Я думаю о маме и о ее вопросе:
– Она прыгнула?
– Нет, – сказала я тогда, хотя сама никогда не узнаю ответа.
Потом думаю о вопросе, который она не задала, но который читался в ее глазах: «Почему ты не остановила ее?». Вопросе, который я не могу выкинуть из головы. «А почему этого не сделала ты?» – тянет спросить меня.
Она звонила сегодня вечером. После того как я односложно ответила на ее обычные вопросы о школе и тому подобном, она спросила:
– У тебя там все хорошо?
– Вроде как.
– Точно? Ты со мной никогда ни о чем не говоришь.
– Я не знаю, что тебе сказать. Тебя даже нет здесь.
Последовало долгое молчание.
– Я хотела сказать тебе, – наконец снова заговорила мама, – что вчера съездила на океан.
– Да?
– Впервые с того времени, как приехала сюда. Такое ощущение, что я ждала для этого тебя и твою сестру. Но вчера я просто… села в машину и не успела оглянуться, как оказалась в воде. Меня словно тянула за собой Мэй. И это было так прекрасно, Лорел. Я почти чувствовала ее рядом с собой.
Мне хотелось сказать: «Я охренеть как рада за тебя», но я промолчала.

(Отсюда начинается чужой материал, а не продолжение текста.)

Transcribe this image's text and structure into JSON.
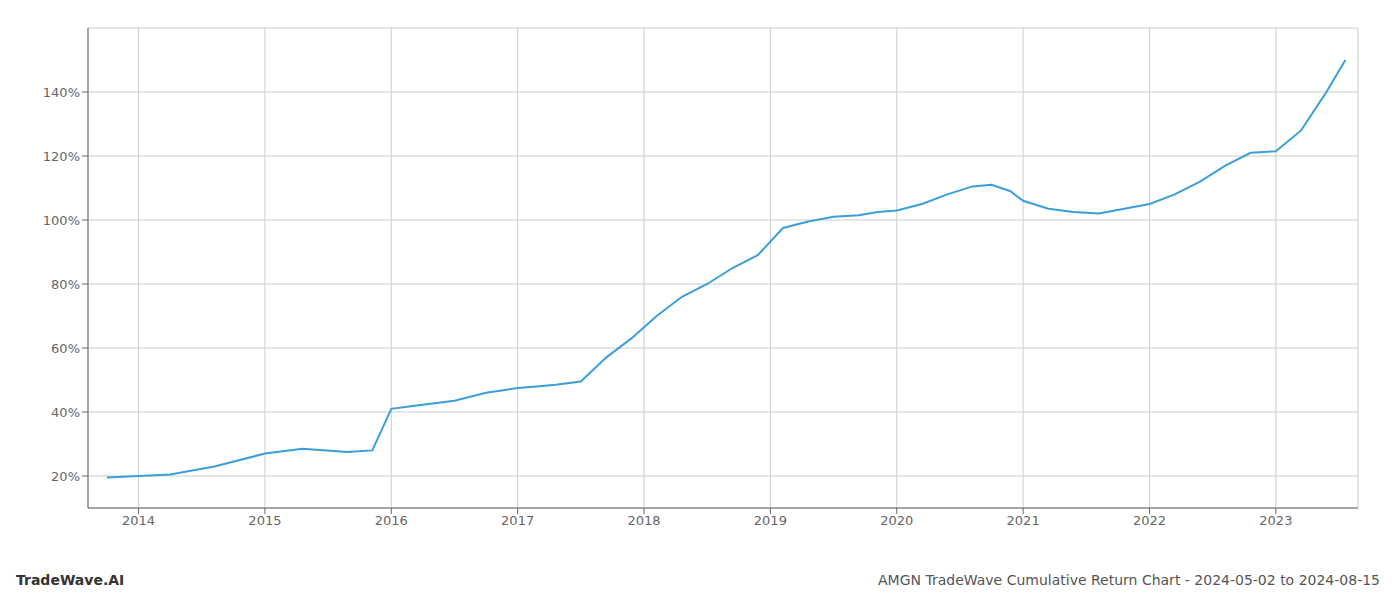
{
  "chart_data": {
    "type": "line",
    "title": "AMGN TradeWave Cumulative Return Chart - 2024-05-02 to 2024-08-15",
    "annotations": [
      "TradeWave.AI"
    ],
    "color": "#3a9fd8",
    "grid": true,
    "x": [
      2013.75,
      2014.0,
      2014.25,
      2014.6,
      2015.0,
      2015.3,
      2015.65,
      2015.85,
      2016.0,
      2016.2,
      2016.5,
      2016.75,
      2017.0,
      2017.15,
      2017.3,
      2017.5,
      2017.7,
      2017.9,
      2018.1,
      2018.3,
      2018.5,
      2018.7,
      2018.9,
      2019.1,
      2019.3,
      2019.5,
      2019.7,
      2019.85,
      2020.0,
      2020.2,
      2020.4,
      2020.6,
      2020.75,
      2020.9,
      2021.0,
      2021.2,
      2021.4,
      2021.6,
      2021.8,
      2022.0,
      2022.2,
      2022.4,
      2022.6,
      2022.8,
      2023.0,
      2023.2,
      2023.4,
      2023.55
    ],
    "values": [
      19.5,
      20.0,
      20.5,
      23.0,
      27.0,
      28.5,
      27.5,
      28.0,
      41.0,
      42.0,
      43.5,
      46.0,
      47.5,
      48.0,
      48.5,
      49.5,
      57.0,
      63.0,
      70.0,
      76.0,
      80.0,
      85.0,
      89.0,
      97.5,
      99.5,
      101.0,
      101.5,
      102.5,
      103.0,
      105.0,
      108.0,
      110.5,
      111.0,
      109.0,
      106.0,
      103.5,
      102.5,
      102.0,
      103.5,
      105.0,
      108.0,
      112.0,
      117.0,
      121.0,
      121.5,
      128.0,
      140.0,
      150.0
    ],
    "xlim": [
      2013.6,
      2023.65
    ],
    "xticks": [
      2014,
      2015,
      2016,
      2017,
      2018,
      2019,
      2020,
      2021,
      2022,
      2023
    ],
    "ylim": [
      10,
      160
    ],
    "yticks": [
      {
        "value": 20,
        "label": "20%"
      },
      {
        "value": 40,
        "label": "40%"
      },
      {
        "value": 60,
        "label": "60%"
      },
      {
        "value": 80,
        "label": "80%"
      },
      {
        "value": 100,
        "label": "100%"
      },
      {
        "value": 120,
        "label": "120%"
      },
      {
        "value": 140,
        "label": "140%"
      }
    ]
  }
}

– Может, ты как-нибудь навестишь меня этим летом, и мы съездим на океан вместе?
Все, о чем я могла думать в этот момент: это значит, что она не вернется.
– Почему ты уехала, мама? – вырвалось у меня. Я хотела услышать правду. Если она уехала, потому что злится на меня или считает виноватой, или потому что я так и не ответила на ее вопросы о случившемся, то я хотела, чтобы она в этом призналась.
– Смерть твоей сестры разбила мне сердце, Лорел. Никто не знает, каково это – потерять своего ребенка.
– Папа знает.
Мама промолчала.
– Никто не знает, каково это – потерять сестру, – добавила я.
– Я знаю, милая, знаю…
– Но мы с папой не убежали. Мы остались вместе.
– Знаю, Лорел. Но остаться вместе – не лучший выход, когда при этом друг другу причиняешь боль. Не всегда все выходит так, как нам бы того хотелось.
– Да что ты! Думаешь, я еще этого не поняла?
Я услышала, что мама заплакала.
– Нет, мам, пожалуйста, не плачь. Забудь об этом, ладно? Все хорошо. Мне пора идти.
Когда я повесила трубку, вошел папа.
– Привет, милая. Ты плачешь?
Глядя прямо перед собой, я вытерла с глаз слезы.
– Ненавижу ее.
– Нет, Лорел, это не так. Я знаю, что ты злишься на нее, и это нормально. Но ты ее не ненавидишь.
– Наверное, – пожала я плечами.
Я посмотрела на поникшие плечи папы, на его лицо, на котором он изо всех сил пытался сохранить невозмутимое выражение. Он явно подыскивал что сказать, но, не найдя подходящих слов, просто подошел ко мне и ухватил меня борцовским приемом за шею, как делал, когда я была ребенком. Зная, что это должно было вызвать у меня смех, я засмеялась.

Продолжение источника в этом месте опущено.